Tuberculosis is the Latest in Long List of Elephant Captivity-related Troubles
An Animal Rights Article from


In Defense of Animals (IDA)

[Ed. Note: There have been many elephants removed from zoos and taken to elephant sanctuaries where they are able to live on hundreds of acres and interact with other elephants. They NEVER have to perform. Most recently in April 2011, Anne The Elephant, Safe At Last. Two of the best-known elephant sanctuaries in the world are both in the United States: PAWS (Northern California) and The Elephant Sanctuary (Tennessee).]

Following the diagnosis of tuberculosis in Donna, an Asian elephant at the St. Louis Zoo, In Defense of Animals (IDA) is urging the zoo to end its elephant program due to a history of elephant suffering from a broad range of captivity-induced problems.

One of the St. Louis Zoo's elephants.

“The St. Louis Zoo is a breeding ground for suffering, as a result of keeping elephants in inadequate and extremely unnatural conditions,” said IDA Elephant Campaign Director Catherine Doyle. “It’s time for the St. Louis Zoo to stop breeding elephants and to take a hard look at the serious problems the elephants are suffering under its care.”
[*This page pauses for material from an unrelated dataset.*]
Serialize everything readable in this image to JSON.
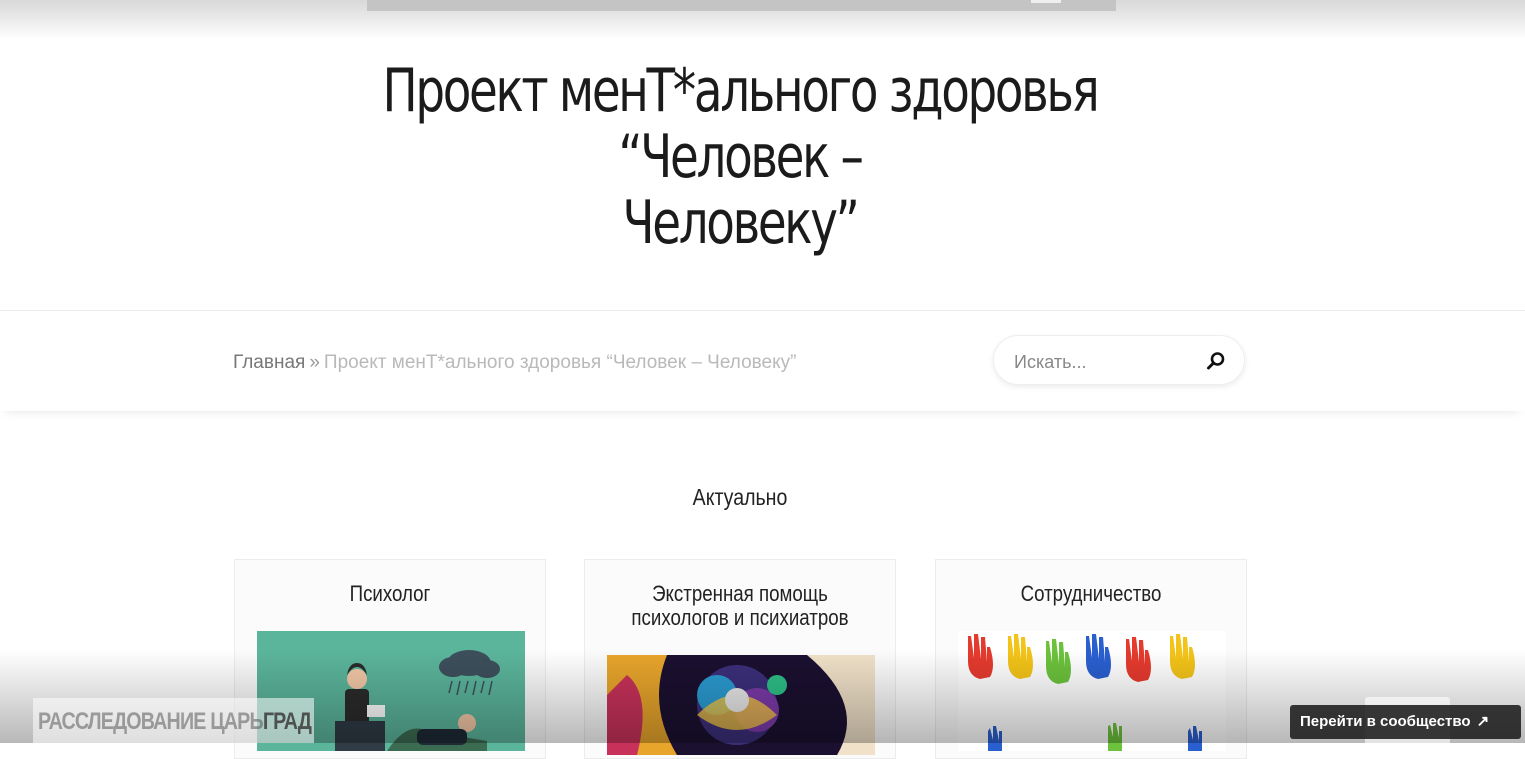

According to IDA, St. Louis provides the perfect example of why elephants do not belong in urban zoos, citing the wide array of disorders directly related to their captivity:

  • Foot disease and arthritis caused by lack of space for movement and standing on concrete flooring are the leading causes of death for elephants in zoos. These conditions claimed the life of Clara in 2007 and have been found in several other elephants. Long cold winters compound the problem by forcing elephants indoors for greater periods of time.
  • Rani rejected and even injured her calf Jade soon after her birth in 2007. Though generally unheard of in the wild, calf rejection is prevalent in zoos where elephants lack the opportunity to learn appropriate mothering behaviors. Rani is again pregnant and expected to give birth this year.
  • Sri’s full-term fetus died in utero in 2005 and was not expelled. Birth complications, including a high rate of stillbirths, are common in zoos. Excessive weight gain due to lack of movement likely plays a part.
  • Jade was stricken with a lethal elephant virus in 2009; Maliha was also infected. The disease, which strikes young Asian elephants and has an 85% mortality rate, historically sickens only captive elephants. The zoo recklessly continues to breed elephants despite the high risk of another calf becoming infected.
  • Tuberculosis, recently diagnosed in the St. Louis Zoo’s Donna, is not endemic to elephants; the disease was passed to elephants from humans. It infects at least 12% of Asian elephants in captivity, and most infected elephants do not show clinical signs of the disease. Stress and impaired immunity play a part in susceptibility to tuberculosis.

Though elephants have a natural lifespan of 60-70 years, scientific data shows that those in zoos are dying decades sooner than elephants in protected wild populations. Some zoos have recognized they cannot meet elephants’ natural needs. In the United States, 18 zoos have closed or plan to close their elephant exhibits.